Kritik zu L'etat et moi
Max Linz erweckt einen ehemaligen Communarden im heutigen Berlin zum Leben und stellt mit Slapstickhumor den Untertanengeist von einst und jetzt gegenüber
Zu behaupten, Detlev D. Detlevsen gehe in seinem Job auf, ist fast schon eine Übertreibung. Das zweite D steht übrigens auch für Detlev, sein obsessiver Charakter sollte also niemanden überraschen. Der von Bernhard Schütz ohne jeglichen Anflug von Ironie gespielte Streifenpolizist lebt ausschließlich für seine Arbeit. Sobald er jemandem auf der Spur ist, der seinen Vorstellungen von Gesetz und Ordnung nicht entspricht, ist er nicht mehr zu halten. Mit genau diesem Eifer, der so viel mehr ist als nur Übereifer, verfolgt er nun Hans List, der in Max Linz' Justizgroteske »L’etat et moi« ohne es zu wollen immer wieder für Chaos in Berlin-Mitte sorgt und gleich mehrere diplomatische Zwischenfälle provoziert.
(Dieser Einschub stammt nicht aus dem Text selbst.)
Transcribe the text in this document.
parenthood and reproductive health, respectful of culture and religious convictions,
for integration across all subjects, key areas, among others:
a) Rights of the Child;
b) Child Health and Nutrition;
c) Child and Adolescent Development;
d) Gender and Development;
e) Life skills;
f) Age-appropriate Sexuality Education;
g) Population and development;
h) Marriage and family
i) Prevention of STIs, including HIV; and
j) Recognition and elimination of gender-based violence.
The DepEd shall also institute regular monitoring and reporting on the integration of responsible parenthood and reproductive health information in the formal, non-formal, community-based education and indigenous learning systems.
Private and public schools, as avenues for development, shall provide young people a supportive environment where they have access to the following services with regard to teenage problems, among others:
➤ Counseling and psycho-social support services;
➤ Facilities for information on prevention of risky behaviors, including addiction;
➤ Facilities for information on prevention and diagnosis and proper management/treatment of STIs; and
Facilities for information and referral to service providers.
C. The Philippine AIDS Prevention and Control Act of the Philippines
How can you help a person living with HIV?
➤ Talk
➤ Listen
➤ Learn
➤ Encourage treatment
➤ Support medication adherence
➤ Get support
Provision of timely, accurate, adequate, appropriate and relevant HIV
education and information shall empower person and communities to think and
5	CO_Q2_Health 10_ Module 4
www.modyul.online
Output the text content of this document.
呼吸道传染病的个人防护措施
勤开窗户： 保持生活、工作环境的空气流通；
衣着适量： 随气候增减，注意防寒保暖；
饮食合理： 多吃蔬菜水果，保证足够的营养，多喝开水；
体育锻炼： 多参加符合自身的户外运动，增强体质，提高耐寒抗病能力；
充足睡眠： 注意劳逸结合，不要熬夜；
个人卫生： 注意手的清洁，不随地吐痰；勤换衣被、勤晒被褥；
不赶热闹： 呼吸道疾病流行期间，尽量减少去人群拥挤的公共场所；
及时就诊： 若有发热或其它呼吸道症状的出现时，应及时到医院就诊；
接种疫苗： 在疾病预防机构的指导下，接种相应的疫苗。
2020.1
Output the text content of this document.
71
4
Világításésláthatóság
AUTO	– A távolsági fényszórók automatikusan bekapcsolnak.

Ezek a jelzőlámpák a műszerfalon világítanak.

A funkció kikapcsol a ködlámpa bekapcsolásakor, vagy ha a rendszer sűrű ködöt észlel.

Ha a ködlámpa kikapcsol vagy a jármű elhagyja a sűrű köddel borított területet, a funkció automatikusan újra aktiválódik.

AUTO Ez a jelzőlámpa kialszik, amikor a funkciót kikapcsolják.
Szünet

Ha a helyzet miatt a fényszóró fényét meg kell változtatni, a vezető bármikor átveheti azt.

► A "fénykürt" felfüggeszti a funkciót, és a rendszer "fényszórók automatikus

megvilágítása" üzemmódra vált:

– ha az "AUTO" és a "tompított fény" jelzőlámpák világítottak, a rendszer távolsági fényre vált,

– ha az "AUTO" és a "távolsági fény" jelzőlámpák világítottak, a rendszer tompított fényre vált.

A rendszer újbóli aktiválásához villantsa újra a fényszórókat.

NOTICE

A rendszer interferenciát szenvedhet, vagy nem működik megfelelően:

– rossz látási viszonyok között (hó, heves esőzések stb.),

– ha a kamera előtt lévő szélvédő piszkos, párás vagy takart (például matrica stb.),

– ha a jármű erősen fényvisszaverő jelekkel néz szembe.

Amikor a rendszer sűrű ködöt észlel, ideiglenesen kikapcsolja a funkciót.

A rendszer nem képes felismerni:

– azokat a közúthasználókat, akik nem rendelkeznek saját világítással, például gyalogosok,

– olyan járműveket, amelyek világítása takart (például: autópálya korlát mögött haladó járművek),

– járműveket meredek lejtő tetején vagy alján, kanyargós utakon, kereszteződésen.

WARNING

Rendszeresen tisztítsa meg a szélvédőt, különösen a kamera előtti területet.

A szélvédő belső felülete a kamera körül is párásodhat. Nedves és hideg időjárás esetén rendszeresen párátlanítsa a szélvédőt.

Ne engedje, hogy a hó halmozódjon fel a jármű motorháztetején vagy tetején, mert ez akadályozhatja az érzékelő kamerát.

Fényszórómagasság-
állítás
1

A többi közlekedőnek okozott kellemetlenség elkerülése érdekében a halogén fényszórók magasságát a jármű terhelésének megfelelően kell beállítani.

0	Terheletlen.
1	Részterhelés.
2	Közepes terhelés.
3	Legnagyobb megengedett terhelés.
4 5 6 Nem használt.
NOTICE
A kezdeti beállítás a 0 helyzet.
Dieser Hans List, Komponist und Kommunist, ist ein wandelnder Anachronismus auf den Boulevards der sich weltstädtisch gebenden deutschen Hauptstadt, und das nicht nur aufgrund seiner altertümlichen Kleidung. Er kommt tatsächlich aus einer anderen Zeit, dem Jahr 1871, als in Paris mit brutaler Gewalt die Commune niedergeschlagen wurde. Der Deutsche List war einer der Communarden und ist deren Schicksal nur durch das Interesse der damaligen deutschen Staatsmacht an ihm entkommen.
»Entkommen« ist allerdings schon zu viel gesagt. Er hat die vergangenen 150 Jahre als Wachsfigur und damit als Exponat in einem der Ausstellungsräume des wiederaufgebauten Berliner Stadtschlosses überstanden. Doch nun ist er wieder zum Leben erwacht, vielleicht auch, weil seine Fragment gebliebene Oper »Die Elenden« just im Mai 2021 ihre verspätete Uraufführung erleben soll. Vielleicht hat ihn aber auch eine kurze Begegnung mit seiner Wieder- und Doppelgängerin, der amtierenden Gerichtspräsidentin Josephine Praetorius-Camusot (beide werden von Sophie Rois mit einem Stoizismus verkörpert, der eines Buster Keaton würdig ist), wieder zum Leben erweckt. Zumindest bringt er, der sich immer wieder vor ihrem Richterstuhl wiederfindet, das Leben und Arbeiten dieser opernbegeisterten Richterin ziemlich durcheinander.
All das klingt erst einmal ziemlich absurd. Aber die Absurdität, die noch durch zahlreiche Slapstickmomente und reinen Klamauk gesteigert wird, hat in Linz' dritten Spielfilm Methode. Der Rückgriff auf die Pariser Commune und auf Victor Hugos Roman »Die Elenden« ist dabei nur einer der grandiosen Einfälle, die Linz hat, um unsere Gegenwart als direkte Verlängerung der Vergangenheit zu porträtieren.
Nicht nur das Berliner Stadtschloss wurde wieder aufgebaut. Der Untertanengeist des Kaiserreiches spukt auch so noch durch das hippe Berlin der Touristen und ihrer Rollkoffer, aber das ist schon wieder ein anderer Gag. Genau darin liegt das Geniale dieser Komödie, die nebenbei dem deutschen Genrekino einen Weg in Richtung Anarchie und Freiheit weist. Linz verbindet auf grandiose Weise Klamauk und Tiefsinn. Er gibt die Vertreter des sich demokratisch tarnenden Neowilhelminismus der Lächerlichkeit preis. Aber bei allem Klamauk bleibt der Schrecken, der in ihrem Denken liegt, sehr real.